Şarkılarınızda bir şeytan tüyü var adeta. Şarkılarınızın başarısını ve kısa sürede geniş kitlelere ulaşmış olmanızı nelere bağlıyorsunuz?
Şarkılarımda yalan söylemiyorum. Palavra tek bir dize bile yok bence. Hem bir müzisyen olarak, hem de dinleyici olarak, müzikte en çok aradığım ve önemsediğim şey de bu. Yani sahicilik. Bunu biraz olsun insanlara geçirebildiysem ne mutlu. Ve müziğim herkesi kucaklıyor. Kimlik ayrılıklarını reddediyorum. Sözler tek bir başlıkta topluyor hepimizi: insan. Sanırım sorunun cevabı burada bir yerde yatıyor.
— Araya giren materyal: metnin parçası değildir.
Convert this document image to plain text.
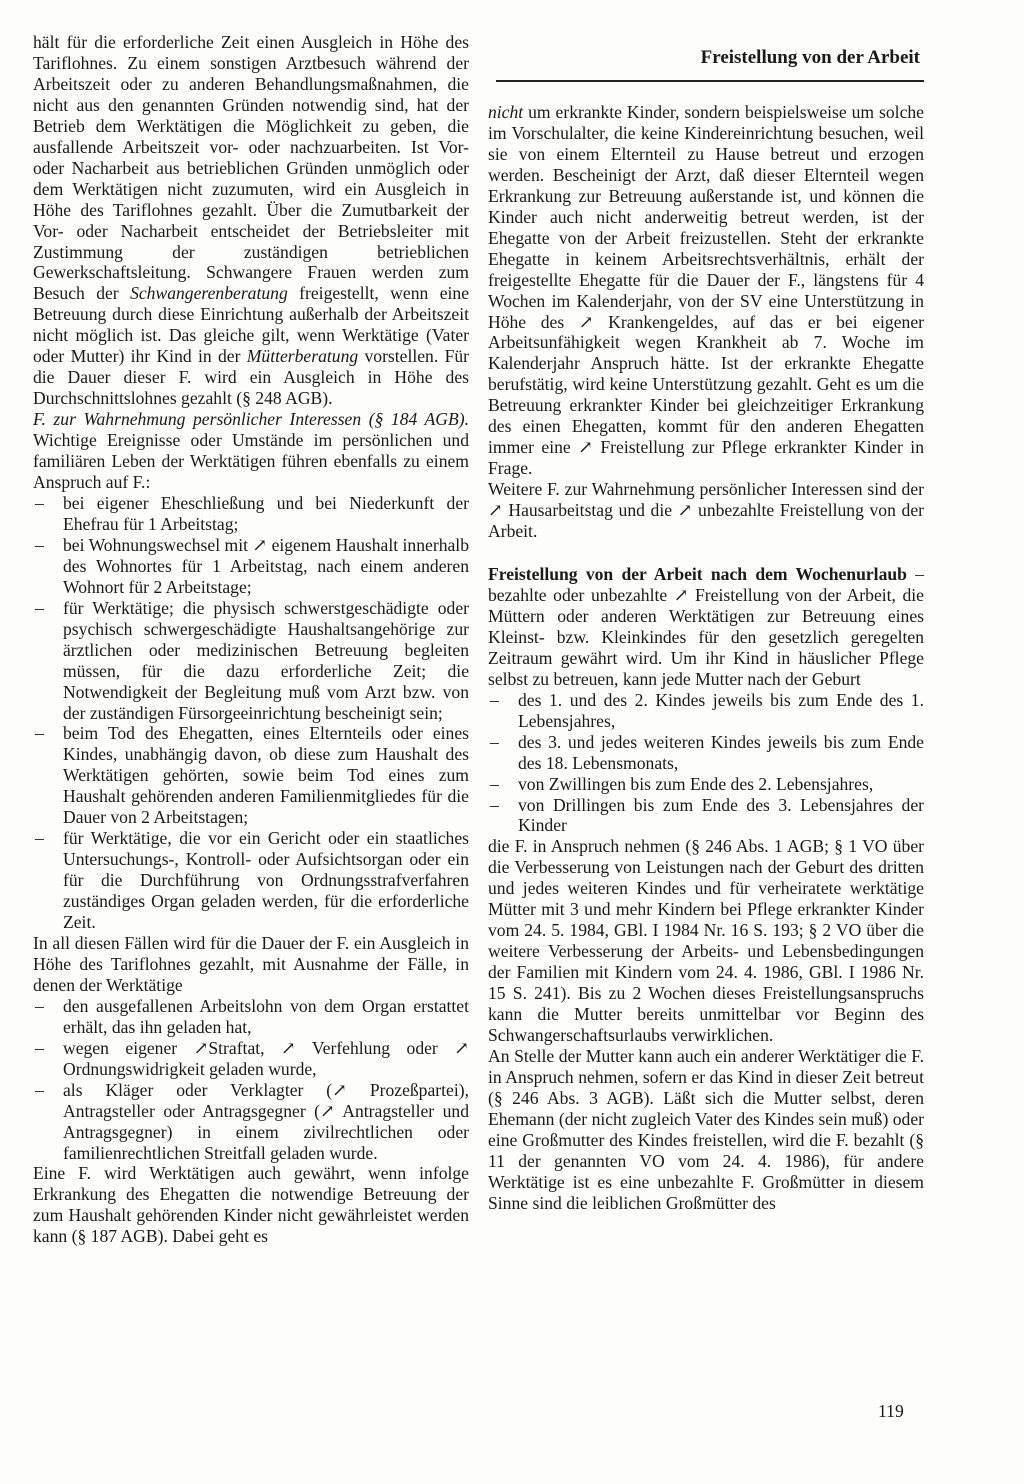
Freistellung von der Arbeit

hält für die erforderliche Zeit einen Ausgleich in Höhe des Tariflohnes. Zu einem sonstigen Arztbesuch während der Arbeitszeit oder zu anderen Behandlungsmaßnahmen, die nicht aus den genannten Gründen notwendig sind, hat der Betrieb dem Werktätigen die Möglichkeit zu geben, die ausfallende Arbeitszeit vor- oder nachzuarbeiten. Ist Vor- oder Nacharbeit aus betrieblichen Gründen unmöglich oder dem Werktätigen nicht zuzumuten, wird ein Ausgleich in Höhe des Tariflohnes gezahlt. Über die Zumutbarkeit der Vor- oder Nacharbeit entscheidet der Betriebsleiter mit Zustimmung der zuständigen betrieblichen Gewerkschaftsleitung. Schwangere Frauen werden zum Besuch der Schwangerenberatung freigestellt, wenn eine Betreuung durch diese Einrichtung außerhalb der Arbeitszeit nicht möglich ist. Das gleiche gilt, wenn Werktätige (Vater oder Mutter) ihr Kind in der Mütterberatung vorstellen. Für die Dauer dieser F. wird ein Ausgleich in Höhe des Durchschnittslohnes gezahlt (§ 248 AGB).

F. zur Wahrnehmung persönlicher Interessen (§ 184 AGB). Wichtige Ereignisse oder Umstände im persönlichen und familiären Leben der Werktätigen führen ebenfalls zu einem Anspruch auf F.:

– bei eigener Eheschließung und bei Niederkunft der Ehefrau für 1 Arbeitstag;
– bei Wohnungswechsel mit ↗ eigenem Haushalt innerhalb des Wohnortes für 1 Arbeitstag, nach einem anderen Wohnort für 2 Arbeitstage;
– für Werktätige; die physisch schwerstgeschädigte oder psychisch schwergeschädigte Haushaltsangehörige zur ärztlichen oder medizinischen Betreuung begleiten müssen, für die dazu erforderliche Zeit; die Notwendigkeit der Begleitung muß vom Arzt bzw. von der zuständigen Fürsorgeeinrichtung bescheinigt sein;
– beim Tod des Ehegatten, eines Elternteils oder eines Kindes, unabhängig davon, ob diese zum Haushalt des Werktätigen gehörten, sowie beim Tod eines zum Haushalt gehörenden anderen Familienmitgliedes für die Dauer von 2 Arbeitstagen;
– für Werktätige, die vor ein Gericht oder ein staatliches Untersuchungs-, Kontroll- oder Aufsichtsorgan oder ein für die Durchführung von Ordnungsstrafverfahren zuständiges Organ geladen werden, für die erforderliche Zeit.

In all diesen Fällen wird für die Dauer der F. ein Ausgleich in Höhe des Tariflohnes gezahlt, mit Ausnahme der Fälle, in denen der Werktätige

– den ausgefallenen Arbeitslohn von dem Organ erstattet erhält, das ihn geladen hat,
– wegen eigener ↗Straftat, ↗ Verfehlung oder ↗ Ordnungswidrigkeit geladen wurde,
– als Kläger oder Verklagter (↗ Prozeßpartei), Antragsteller oder Antragsgegner (↗ Antragsteller und Antragsgegner) in einem zivilrechtlichen oder familienrechtlichen Streitfall geladen wurde.

Eine F. wird Werktätigen auch gewährt, wenn infolge Erkrankung des Ehegatten die notwendige Betreuung der zum Haushalt gehörenden Kinder nicht gewährleistet werden kann (§ 187 AGB). Dabei geht es

nicht um erkrankte Kinder, sondern beispielsweise um solche im Vorschulalter, die keine Kindereinrichtung besuchen, weil sie von einem Elternteil zu Hause betreut und erzogen werden. Bescheinigt der Arzt, daß dieser Elternteil wegen Erkrankung zur Betreuung außerstande ist, und können die Kinder auch nicht anderweitig betreut werden, ist der Ehegatte von der Arbeit freizustellen. Steht der erkrankte Ehegatte in keinem Arbeitsrechtsverhältnis, erhält der freigestellte Ehegatte für die Dauer der F., längstens für 4 Wochen im Kalenderjahr, von der SV eine Unterstützung in Höhe des ↗ Krankengeldes, auf das er bei eigener Arbeitsunfähigkeit wegen Krankheit ab 7. Woche im Kalenderjahr Anspruch hätte. Ist der erkrankte Ehegatte berufstätig, wird keine Unterstützung gezahlt. Geht es um die Betreuung erkrankter Kinder bei gleichzeitiger Erkrankung des einen Ehegatten, kommt für den anderen Ehegatten immer eine ↗ Freistellung zur Pflege erkrankter Kinder in Frage.

Weitere F. zur Wahrnehmung persönlicher Interessen sind der ↗ Hausarbeitstag und die ↗ unbezahlte Freistellung von der Arbeit.

Freistellung von der Arbeit nach dem Wochenurlaub – bezahlte oder unbezahlte ↗ Freistellung von der Arbeit, die Müttern oder anderen Werktätigen zur Betreuung eines Kleinst- bzw. Kleinkindes für den gesetzlich geregelten Zeitraum gewährt wird. Um ihr Kind in häuslicher Pflege selbst zu betreuen, kann jede Mutter nach der Geburt

– des 1. und des 2. Kindes jeweils bis zum Ende des 1. Lebensjahres,
– des 3. und jedes weiteren Kindes jeweils bis zum Ende des 18. Lebensmonats,
– von Zwillingen bis zum Ende des 2. Lebensjahres,
– von Drillingen bis zum Ende des 3. Lebensjahres der Kinder

die F. in Anspruch nehmen (§ 246 Abs. 1 AGB; § 1 VO über die Verbesserung von Leistungen nach der Geburt des dritten und jedes weiteren Kindes und für verheiratete werktätige Mütter mit 3 und mehr Kindern bei Pflege erkrankter Kinder vom 24. 5. 1984, GBl. I 1984 Nr. 16 S. 193; § 2 VO über die weitere Verbesserung der Arbeits- und Lebensbedingungen der Familien mit Kindern vom 24. 4. 1986, GBl. I 1986 Nr. 15 S. 241). Bis zu 2 Wochen dieses Freistellungsanspruchs kann die Mutter bereits unmittelbar vor Beginn des Schwangerschaftsurlaubs verwirklichen.

An Stelle der Mutter kann auch ein anderer Werktätiger die F. in Anspruch nehmen, sofern er das Kind in dieser Zeit betreut (§ 246 Abs. 3 AGB). Läßt sich die Mutter selbst, deren Ehemann (der nicht zugleich Vater des Kindes sein muß) oder eine Großmutter des Kindes freistellen, wird die F. bezahlt (§ 11 der genannten VO vom 24. 4. 1986), für andere Werktätige ist es eine unbezahlte F. Großmütter in diesem Sinne sind die leiblichen Großmütter des

119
Sizin için yapılan "yeni nesil kent ozanı" yakıştırması hakkında ne düşünüyorsunuz?
Ozanlık müessesesi kolay erişilebilecek bir yer değil. Ben yolun henüz başlarındayım, macera uzun. Dünyaya diyecek ve dokunduracak sözü olan, bunu ciğeri sökülürcesine çıplak, yalın ve olduğu gibi söyleyebilen, her yalnız kadar, ben de bu yola baş koymuş durumdayım. Aşırı özel bir çabaya girmesem de, bu çok değerli bulduğum yakıştırmanın hakkını vermek için elimden geleni yapıyorum, yapacağım.

Albümde vokal koçluğunuzu Tolga Görsev üstleniyor. Neden bir vokal koçuyla çalışmak istediniz?
Müziğin her alanında olduğu gibi; şarkıcılık da uzun, meşakkatli, devamlı bir çalışmayı, süregelen bir kişisel gelişimi gerektiriyor. Bu yolda atılacak her adım, alınacak her yardım o müziğin ve şarkıcının faydasına. Tolga'nın uygun yönlendirmeleriyle, şarkılarımın ve müziğin içine daha rahat girdiğimi, sesimin sınırlarını ve köşelerini biraz daha iyi tanıdığımı söyleyebilirim. Bu bana bir şarkıcı olarak çok şey kattı.

Albümde bir de cover şarkı yer alıyor. Yıldız Tilbe'nin "Aşk Yok Olmaktır"ı albüme nasıl dahil oldu, biraz bahsedebilir misiniz?
"Aşk Yok Olmaktır"ı iki yıldır konserlerimizde çalıp söylüyorduk. Bir şekilde müziğime dahil olmuş şarkılardan biriydi. Aşk üzerine yazılmış en güzel şeylerden biri. Yıldız Tilbe, sağ olsun, büyük bir alçak gönüllülük ve cömertlikle şarkıyı bana hediye etti ve "Aşk Yok Olmaktır" albümün can damarlarından biri oldu böylelikle.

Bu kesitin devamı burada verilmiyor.